A deuteroporphyrin IX derivative with two D-galactose fragments with an ester bond between macrocycle and carbohydrate fragments was synthesized. The synthesis was done by esterifying both ester groups of deuteroporphyrin IX with diacetone-D-galactose using 2-chloro-1-methylpyridinium iodide (Mukayama reagent) followed by the removal of the isopropylidene protection of carbohydrate fragments by the action of aqueous trifluoroacetic acid to form the target derivative. The study of dark toxicity of the deuteroporphyrin IX derivative synthesized against HeLa cells allows us to conclude that galactose fragment introduction resulted in the cytotoxicity decrease as compared with the parent deuteroporphyrin IX but photoinduced cytotoxicity of the deuteroporphyrin IX derivative with two D-galactose fragments had increased in contrast to the deuteroporphyrin IX. It has been shown that oxidative stress due to ROS induction causes the photoinduced toxicity of the porphyrins studied.

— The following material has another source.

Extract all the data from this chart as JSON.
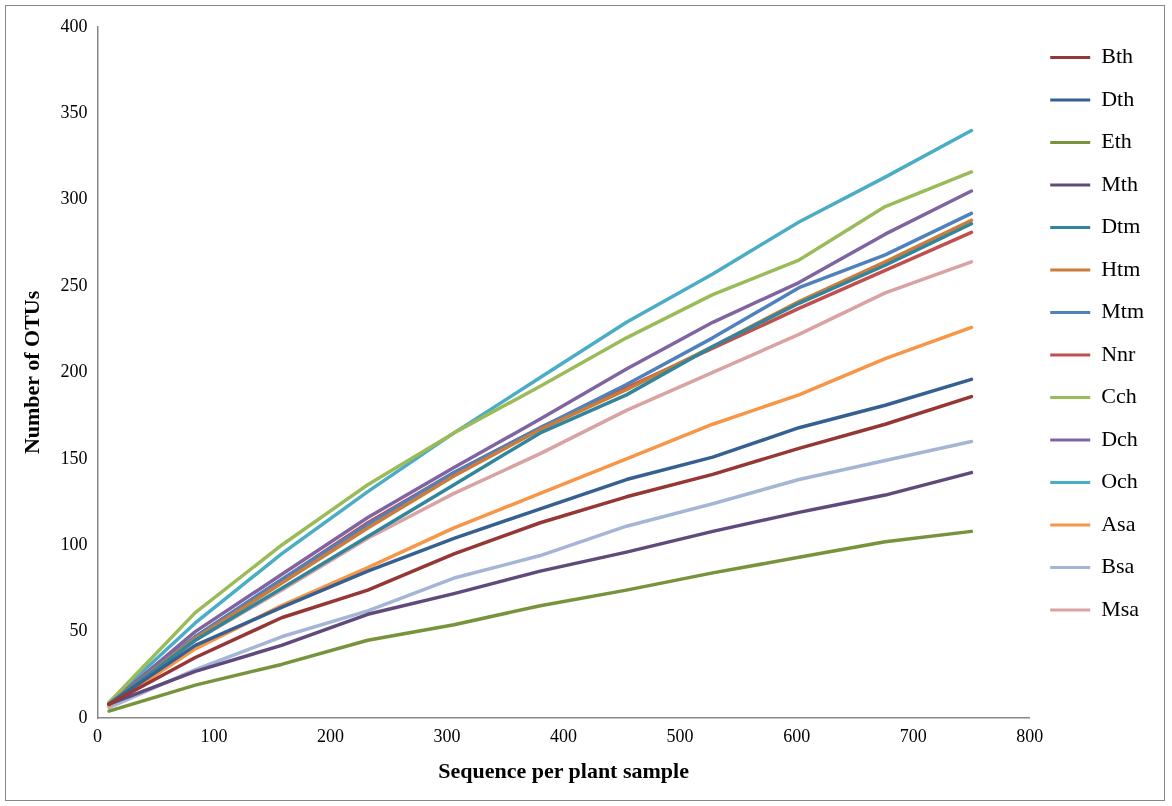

合成了具有两个 D-半乳糖片段的次卟啉 IX 衍生物，其中大环和碳水化合物片段之间具有酯键。使用 2-氯-1-甲基碘化吡啶鎓（Mukayama 试剂）将次卟啉 IX 的两个酯基与双丙酮-D-半乳糖酯化，然后通过三氟乙酸水溶液的作用除去碳水化合物片段的异亚丙基保护，从而完成合成。形成目标导数。合成的次卟啉IX衍生物抗HeLa的暗毒性研究我们得出结论，与母体次卟啉 IX 相比，半乳糖片段的引入导致细胞毒性降低，但具有两个 D-半乳糖片段的次卟啉 IX 衍生物的光诱导细胞毒性与次卟啉 IX 相比有所增加。研究表明，ROS 诱导引起的氧化应激会导致所研究的卟啉产生光致毒性。